As we discussed back when this crowdfunding project was announced, awamori is traditionally aged using something similar to sherry’s solera system. That is to say, you would blend together awamoris of various age–from different urns sitting outside your door–as you work your way through the drink. Since awamori doesn’t need oak tannins, it ordinarily doesn’t use oak casks for aging. And even when it does, you sure as hell don’t see single cask bottles around.
So while most whisky drinkers know exactly what “single cask” means when you use the phrase, the concept is virtually non-existent in awamori.
“Toretour” (トゥリトール) is Okinawan for quiet. This awamori spent 11.5 years in a white oak cask at the Yaesen Distillery on Ishigaki, quietly being matured.
For more background on the project and this bottle, read the writeup from earlier this year.

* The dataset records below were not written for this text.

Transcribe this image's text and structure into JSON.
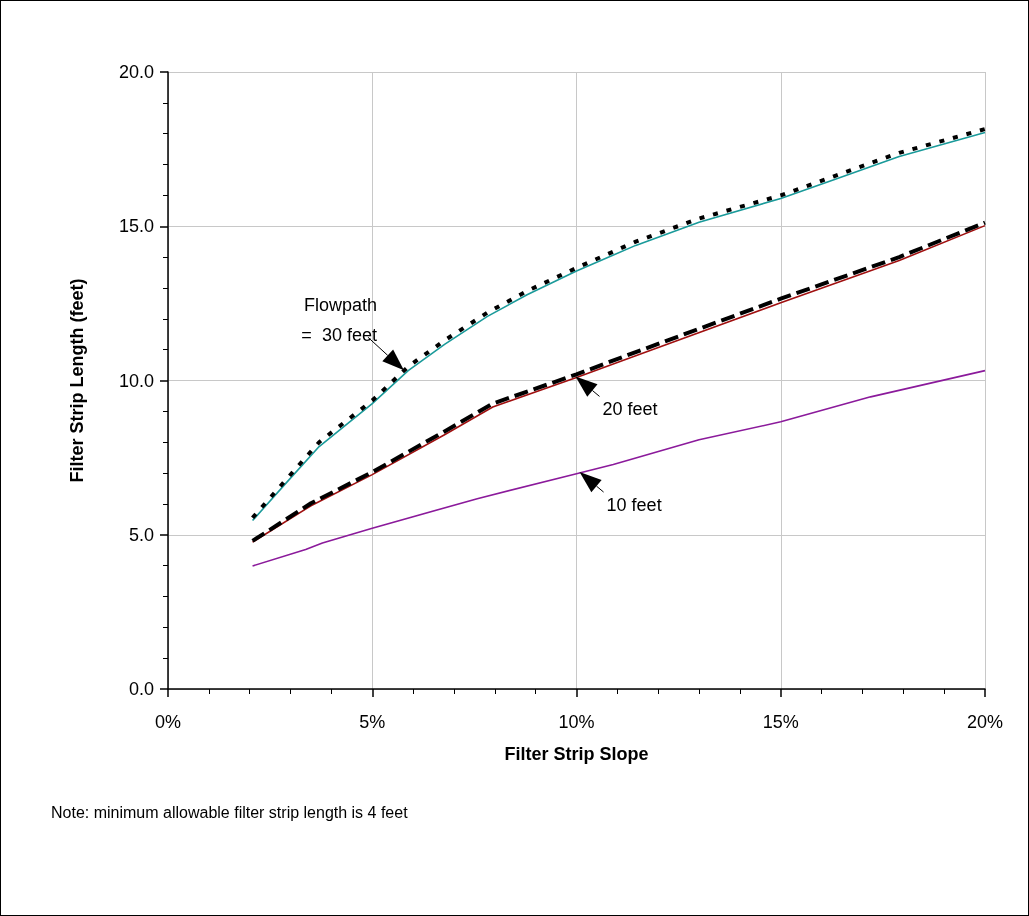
{
  "chart_data": {
    "type": "line",
    "xlabel": "Filter Strip Slope",
    "ylabel": "Filter Strip Length (feet)",
    "xlim": [
      0,
      20
    ],
    "ylim": [
      0,
      20
    ],
    "xticks": [
      {
        "value": 0,
        "label": "0%"
      },
      {
        "value": 1,
        "label": null
      },
      {
        "value": 2,
        "label": null
      },
      {
        "value": 3,
        "label": null
      },
      {
        "value": 4,
        "label": null
      },
      {
        "value": 5,
        "label": "5%"
      },
      {
        "value": 6,
        "label": null
      },
      {
        "value": 7,
        "label": null
      },
      {
        "value": 8,
        "label": null
      },
      {
        "value": 9,
        "label": null
      },
      {
        "value": 10,
        "label": "10%"
      },
      {
        "value": 11,
        "label": null
      },
      {
        "value": 12,
        "label": null
      },
      {
        "value": 13,
        "label": null
      },
      {
        "value": 14,
        "label": null
      },
      {
        "value": 15,
        "label": "15%"
      },
      {
        "value": 16,
        "label": null
      },
      {
        "value": 17,
        "label": null
      },
      {
        "value": 18,
        "label": null
      },
      {
        "value": 19,
        "label": null
      },
      {
        "value": 20,
        "label": "20%"
      }
    ],
    "yticks": [
      {
        "value": 0,
        "label": "0.0"
      },
      {
        "value": 1,
        "label": null
      },
      {
        "value": 2,
        "label": null
      },
      {
        "value": 3,
        "label": null
      },
      {
        "value": 4,
        "label": null
      },
      {
        "value": 5,
        "label": "5.0"
      },
      {
        "value": 6,
        "label": null
      },
      {
        "value": 7,
        "label": null
      },
      {
        "value": 8,
        "label": null
      },
      {
        "value": 9,
        "label": null
      },
      {
        "value": 10,
        "label": "10.0"
      },
      {
        "value": 11,
        "label": null
      },
      {
        "value": 12,
        "label": null
      },
      {
        "value": 13,
        "label": null
      },
      {
        "value": 14,
        "label": null
      },
      {
        "value": 15,
        "label": "15.0"
      },
      {
        "value": 16,
        "label": null
      },
      {
        "value": 17,
        "label": null
      },
      {
        "value": 18,
        "label": null
      },
      {
        "value": 19,
        "label": null
      },
      {
        "value": 20,
        "label": "20.0"
      }
    ],
    "grid": true,
    "marker": "none",
    "series": [
      {
        "color": "#1a9a9a",
        "line_style": "solid",
        "x": [
          2.07,
          2.9,
          3.7,
          5,
          5.88,
          6.77,
          7.82,
          8.79,
          10,
          11.45,
          13,
          15,
          16.3,
          17.9,
          20
        ],
        "values": [
          5.46,
          6.69,
          7.86,
          9.25,
          10.32,
          11.17,
          12.08,
          12.78,
          13.55,
          14.38,
          15.13,
          15.9,
          16.51,
          17.26,
          18.04
        ]
      },
      {
        "color": "#000000",
        "line_style": "dotted",
        "x": [
          2.07,
          2.9,
          3.7,
          5,
          5.88,
          6.77,
          7.82,
          8.79,
          10,
          11.45,
          13,
          15,
          16.3,
          17.9,
          20
        ],
        "values": [
          5.55,
          6.8,
          8.0,
          9.35,
          10.45,
          11.3,
          12.2,
          12.9,
          13.65,
          14.5,
          15.25,
          16.0,
          16.62,
          17.38,
          18.15
        ]
      },
      {
        "color": "#a01010",
        "line_style": "solid",
        "x": [
          2.07,
          3.5,
          5,
          6.77,
          7.95,
          10,
          11.45,
          15,
          17.9,
          20
        ],
        "values": [
          4.76,
          5.94,
          6.95,
          8.24,
          9.14,
          10.1,
          10.8,
          12.52,
          13.89,
          15.02
        ]
      },
      {
        "color": "#000000",
        "line_style": "dashed",
        "x": [
          2.07,
          3.5,
          5,
          6.77,
          7.95,
          10,
          11.45,
          15,
          17.9,
          20
        ],
        "values": [
          4.8,
          6.02,
          7.03,
          8.35,
          9.25,
          10.2,
          10.92,
          12.65,
          14.0,
          15.12
        ]
      },
      {
        "color": "#8b1a9b",
        "line_style": "solid",
        "x": [
          2.07,
          3.37,
          3.78,
          5,
          7.57,
          10,
          10.9,
          13,
          15,
          17.2,
          20
        ],
        "values": [
          3.99,
          4.52,
          4.73,
          5.21,
          6.17,
          6.98,
          7.28,
          8.08,
          8.66,
          9.47,
          10.32
        ]
      }
    ],
    "annotations": [
      {
        "text": "Flowpath\n=  30 feet",
        "x": 5.8,
        "y": 10.3
      },
      {
        "text": "20 feet",
        "x": 10,
        "y": 10.1
      },
      {
        "text": "10 feet",
        "x": 10.1,
        "y": 7.0
      },
      "Note: minimum allowable filter strip length is 4 feet"
    ]
  }
}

Let’s give this unique bottle a try!
Review: No.223 ToRETOUR Cask
Nose: I’ve had quite a lot of awamori in my time but this is in a category of its own. It’s oaky with thick vanilla and peppery spices, then mango and apricot later on.
Palate: We get the raw fire of awamori to start out, followed by loads of grainy, rich buttery oakiness. Thick!
Finish: Spicy black pepper, brown sugar syrup
Price paid: 10000 yen (40% abv, 700ml)
They say some 50-80% of whisky’s flavor comes from the cask it’s matured in, and drinking something like this, I definitely agree. Since it contains no malt there’s obviously none of that malty goodness we get from whisky, but in its place we have an unmistakable awamori palate that transports you right to Okinawa. A fantastic hybrid spirit that I hope many an awamori maker can learn from.
By the way, if the awamori looks cloudy in the pic, that’s because it is! In order to legally classify this as a liqueur, they had to add some (tasteless) dietary fiber to the mix.